Ces blocages sont le fait d’Etats de l’UE alliés inébranlables d’Israël (la République tchèque et les Pays-Bas en tête) mais également d’Etats, certes plus modérés, mais qui s’opposent systématiquement à toute critique sérieuse d’Israël (Italie et Pologne par exemple). Critique facilement balayée étant donné que les positions du Conseil et du Service d’Action Extérieure de l’UE doivent être le résultat d’un consensus. Cela n’empêche pas que les autres Etats européens pourraient adopter une position plus ferme mais, par couardise, pour des raisons de politique intérieure ou historiques, ils se réfugient derrière la position européenne dont ils savent pourtant qu’elle sera vide de sens.
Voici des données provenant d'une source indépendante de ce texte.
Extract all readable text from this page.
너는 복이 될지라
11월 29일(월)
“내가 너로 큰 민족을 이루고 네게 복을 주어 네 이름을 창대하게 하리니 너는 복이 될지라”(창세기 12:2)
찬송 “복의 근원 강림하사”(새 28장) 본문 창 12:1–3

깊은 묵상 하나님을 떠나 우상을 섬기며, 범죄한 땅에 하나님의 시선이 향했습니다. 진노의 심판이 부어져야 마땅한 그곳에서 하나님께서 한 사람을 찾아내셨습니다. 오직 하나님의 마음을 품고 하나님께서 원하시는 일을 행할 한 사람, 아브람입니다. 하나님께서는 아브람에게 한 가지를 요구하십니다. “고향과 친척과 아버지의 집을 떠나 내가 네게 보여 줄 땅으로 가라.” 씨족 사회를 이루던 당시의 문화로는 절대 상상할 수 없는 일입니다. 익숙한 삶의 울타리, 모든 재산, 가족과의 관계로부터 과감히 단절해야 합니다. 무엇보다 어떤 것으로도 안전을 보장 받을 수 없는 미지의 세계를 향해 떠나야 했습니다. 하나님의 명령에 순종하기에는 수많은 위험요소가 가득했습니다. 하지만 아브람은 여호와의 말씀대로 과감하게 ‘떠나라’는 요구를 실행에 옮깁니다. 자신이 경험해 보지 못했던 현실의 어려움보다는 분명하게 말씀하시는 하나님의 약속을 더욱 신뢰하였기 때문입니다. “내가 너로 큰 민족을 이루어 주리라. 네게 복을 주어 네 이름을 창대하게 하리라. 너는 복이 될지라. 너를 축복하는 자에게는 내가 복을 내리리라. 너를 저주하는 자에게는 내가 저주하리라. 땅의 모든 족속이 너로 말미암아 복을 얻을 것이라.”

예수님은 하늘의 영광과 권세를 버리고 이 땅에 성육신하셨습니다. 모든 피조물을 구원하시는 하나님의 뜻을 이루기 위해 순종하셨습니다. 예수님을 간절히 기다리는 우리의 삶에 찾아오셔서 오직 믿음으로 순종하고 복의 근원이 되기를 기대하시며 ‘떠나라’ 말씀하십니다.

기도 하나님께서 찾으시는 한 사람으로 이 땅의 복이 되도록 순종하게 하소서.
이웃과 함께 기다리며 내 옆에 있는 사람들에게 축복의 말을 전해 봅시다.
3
Ensuite, comme souligné précédemment, le premier rapport des Consuls sur Jérusalem-Est date de 2005 ; or, force est de constater que la situation sur le terrain ne s’est pas améliorée, au contraire. Sans compter que cette affluence de documents et déclarations critiques donne la fausse impression du « réveil » d’une UE qui prendrait enfin ses responsabilités.

Pourtant, s’il ne faut pas en être dupe et si les rapports et les recommandations sont étouffés, ils ont le mérite d’exister. Les rapports produits par les Consuls remontent aux ministères des Affaires étrangères nationaux, qui disposent donc d’une information de première main très claire sur ce qui se passe sur le terrain. Ils facilitent dans une certaine mesure le travail de la société civile, qui peut renvoyer aux responsables européens une information qu’ils ont eux-mêmes produite et dont ils peuvent difficilement se distancier ou contester l’objectivité. Le même raisonnement s’applique aux recommandations : les diplomates en poste dans les territoires occupés proposent à la Commission de prendre des mesures afin de décourager les transactions financières avec les colonies, ce qui s’inscrit tout à fait dans nos campagnes de boycott. Quant au rapport de travail de la commission des Affaires étrangères sur l’eau, quel qu’en soit le résultat, il aura au moins servi à alimenter un débat dans lequel la qualification d’apartheid pour désigner l’Etat d’Israël gagne du terrain.
Finalement, il faudra attendre les élections palestiniennes et la réaction de l’UE qui s’ensuivra pour juger de la réalité du réajustement de la politique européenne vis-à-vis du Hamas.

Vers une crise diplomatique avec Israël ?

Le gouvernement israélien a rejeté les rapports des Consuls, sans pour autant les démentir. Une certaine irritation, teintée d’arrogance, était perceptible : le porte-parole du ministère des Affaires étrangères a qualifié le rapport sur Jérusalem de « bruit de fond désagréable » et de « tentative désespérée de recevoir de l’attention ».

Le rapport sur l’eau a fait l’objet d’une réponse officielle qui nie toute discrimination. Le porte-parole cité plus haut a commenté le rapport, disant qu’il était « rempli d’un verbe empreint de propagande vicieuse, bien éloignée de l’esprit critique professionnel ».

La France, la Grande-Bretagne, le Portugal et l’Allemagne ont été accusés par le ministre des Affaires étrangères israélien Avigor Liberman de «perdre leur crédibilité» et de se rendre «insignifiants» après avoir publié leur communiqué. Le porte-parole d’Israël aux Nations Unies a, quant à lui, réagi en déclarant que ce ne sont pas les colonies qui sont un obstacle à la paix mais bien « le droit au retour des réfugiés exigé par les Palestiniens et leur refus de reconnaitre Israël comme Etat juif ».

On ne peut pas parler pour autant  de crise diplomatique: du côté européen, les déclarations ne sont pas suivies de sanctions et le « business as usual » continue ; du côté israélien, le besoin du soutien européen dans le dossier iranien suffit à calmer leur irritation. Le partenariat UE-Israël a donc encore de beaux jours devant lui.